El trabajo, desarrollado por los profesores de la Universidad de Extremadura (UEx) Lorenzo Mariano Juárez, David Conde Caballero y Luis López-Lago Ortiz, junto al también extremeño Borja Rivero Jiménez, de la Universidad de Santiago de Compostela, analiza la tradición cultural de este vino artesanal que, pese a su arraigo en la región, ha permanecido al margen del reconocimiento y las políticas de protección patrimonial.
"El vino de pitarra condensa parte de la historia cultural de la vida rural extremeña", señala el estudio publicado en la revista académica Rivar. A través de un trabajo de campo etnográfico realizado en 2024 que incluye entrevistas a consumidores y el análisis de diversas prácticas sociales, los investigadores documentan cómo este vino "turbio", de fabricación artesanal, ha desempeñado un papel clave en la vida social de los pueblos.
Todo lo que conlleva la elaboración de esta bebida ha actuado como elemento de cohesión comunitaria y de creación de redes sociales, así como en la construcción de la masculinidad en el mundo rural.
Elaborado en tinajas de barro llamadas "pitarras", a partir de diferentes uvas autóctonas, este vino se caracteriza por su proceso completamente artesanal, su carácter rústico y la ausencia de normatividad. "No encontraremos dos pitarras iguales", subrayan los autores.
El estudio destaca también la vitalidad actual de "las culturas del pitarra", visible en concursos de productores, catas y nuevas iniciativas que buscan poner en valor este vino tradicional. Asociaciones como la de Pitarreros Veratos (APIVE), con más de 300 socios, organizan eventos anuales que mantienen viva esta tradición y favorecen su transmisión generacional.
No obstante, los investigadores alertan de las tensiones entre las formas tradicionales de producción y las exigencias normativas actuales. "La patrimonialización del vino ha chocado en las últimas décadas con discursos que lo definen como un peligro para la salud", explican, señalando que el vino de pitarra sobrevive amparado en su condición de producto artesanal, frecuentemente percibido como más natural y libre de aditivos químicos.
Frente a las postales de paisajes de viñedos que caracterizan otras regiones vinícolas reconocidas por la Unesco, el vino de pitarra representa "un patrimonio esquinado, arrinconado", elaborado en pequeñas bodegas familiares, a menudo para autoconsumo y con escasa distribución comercial.

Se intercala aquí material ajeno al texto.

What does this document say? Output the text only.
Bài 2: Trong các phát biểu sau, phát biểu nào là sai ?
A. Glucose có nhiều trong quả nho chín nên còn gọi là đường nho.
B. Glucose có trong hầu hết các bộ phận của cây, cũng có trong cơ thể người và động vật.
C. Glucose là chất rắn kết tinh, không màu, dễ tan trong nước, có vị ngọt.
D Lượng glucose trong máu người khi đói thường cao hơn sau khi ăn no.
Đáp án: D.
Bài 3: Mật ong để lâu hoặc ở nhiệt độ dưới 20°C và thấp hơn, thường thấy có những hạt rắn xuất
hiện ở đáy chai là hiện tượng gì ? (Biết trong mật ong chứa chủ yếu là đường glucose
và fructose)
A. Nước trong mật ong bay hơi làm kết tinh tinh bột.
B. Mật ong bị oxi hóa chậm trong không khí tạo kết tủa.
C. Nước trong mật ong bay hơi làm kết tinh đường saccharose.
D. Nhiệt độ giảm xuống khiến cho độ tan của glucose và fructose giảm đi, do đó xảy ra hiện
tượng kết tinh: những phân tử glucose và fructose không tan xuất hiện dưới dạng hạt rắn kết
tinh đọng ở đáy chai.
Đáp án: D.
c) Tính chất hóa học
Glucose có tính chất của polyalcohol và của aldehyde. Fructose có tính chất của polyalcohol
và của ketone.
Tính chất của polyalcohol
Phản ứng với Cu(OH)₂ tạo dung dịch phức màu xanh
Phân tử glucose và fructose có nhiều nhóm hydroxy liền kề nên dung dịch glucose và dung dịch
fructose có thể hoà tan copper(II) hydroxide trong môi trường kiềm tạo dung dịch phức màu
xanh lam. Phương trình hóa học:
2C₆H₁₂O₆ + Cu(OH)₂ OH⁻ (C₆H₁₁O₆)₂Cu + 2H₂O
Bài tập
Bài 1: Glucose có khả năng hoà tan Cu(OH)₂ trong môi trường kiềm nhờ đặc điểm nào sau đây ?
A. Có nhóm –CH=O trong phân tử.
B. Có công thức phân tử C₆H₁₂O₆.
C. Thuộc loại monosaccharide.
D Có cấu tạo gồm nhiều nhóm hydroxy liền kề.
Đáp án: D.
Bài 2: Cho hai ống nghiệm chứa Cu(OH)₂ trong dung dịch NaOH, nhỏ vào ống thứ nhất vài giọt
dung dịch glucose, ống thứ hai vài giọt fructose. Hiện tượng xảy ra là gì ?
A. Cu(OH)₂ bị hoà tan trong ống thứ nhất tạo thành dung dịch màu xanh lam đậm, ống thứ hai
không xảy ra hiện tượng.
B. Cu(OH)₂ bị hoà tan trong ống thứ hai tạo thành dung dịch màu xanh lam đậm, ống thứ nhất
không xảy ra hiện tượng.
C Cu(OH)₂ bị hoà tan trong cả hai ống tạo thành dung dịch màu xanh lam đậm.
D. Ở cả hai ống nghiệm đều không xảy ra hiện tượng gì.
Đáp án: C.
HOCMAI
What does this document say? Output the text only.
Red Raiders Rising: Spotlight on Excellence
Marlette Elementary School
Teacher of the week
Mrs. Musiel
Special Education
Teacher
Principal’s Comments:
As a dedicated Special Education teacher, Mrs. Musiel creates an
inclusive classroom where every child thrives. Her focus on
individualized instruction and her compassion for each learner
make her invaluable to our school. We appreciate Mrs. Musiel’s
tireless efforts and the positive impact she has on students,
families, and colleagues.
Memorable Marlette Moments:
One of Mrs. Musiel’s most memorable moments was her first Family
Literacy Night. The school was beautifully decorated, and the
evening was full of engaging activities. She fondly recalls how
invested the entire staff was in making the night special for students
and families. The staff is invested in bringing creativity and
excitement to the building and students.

"La consideración patrimonial de este vino escapa de los intereses económicos, lo que explica en parte su desatención", reconocen los autores, que reivindican su valor como "archivo territorial de la memoria colectiva" y como expresión viva de la identidad rural extremeña.
El estudio concluye que, aunque el vino de pitarra no encaje en los criterios habituales de excelencia patrimonial, el conjunto de técnicas, costumbres y espacios de consumo asociados al vino de pitarra -desde los tradicionales "chatos" en los bares hasta las bodegas familiares- constituye un patrimonio cultural vivo que merece mayor visibilidad, reconocimiento y protección.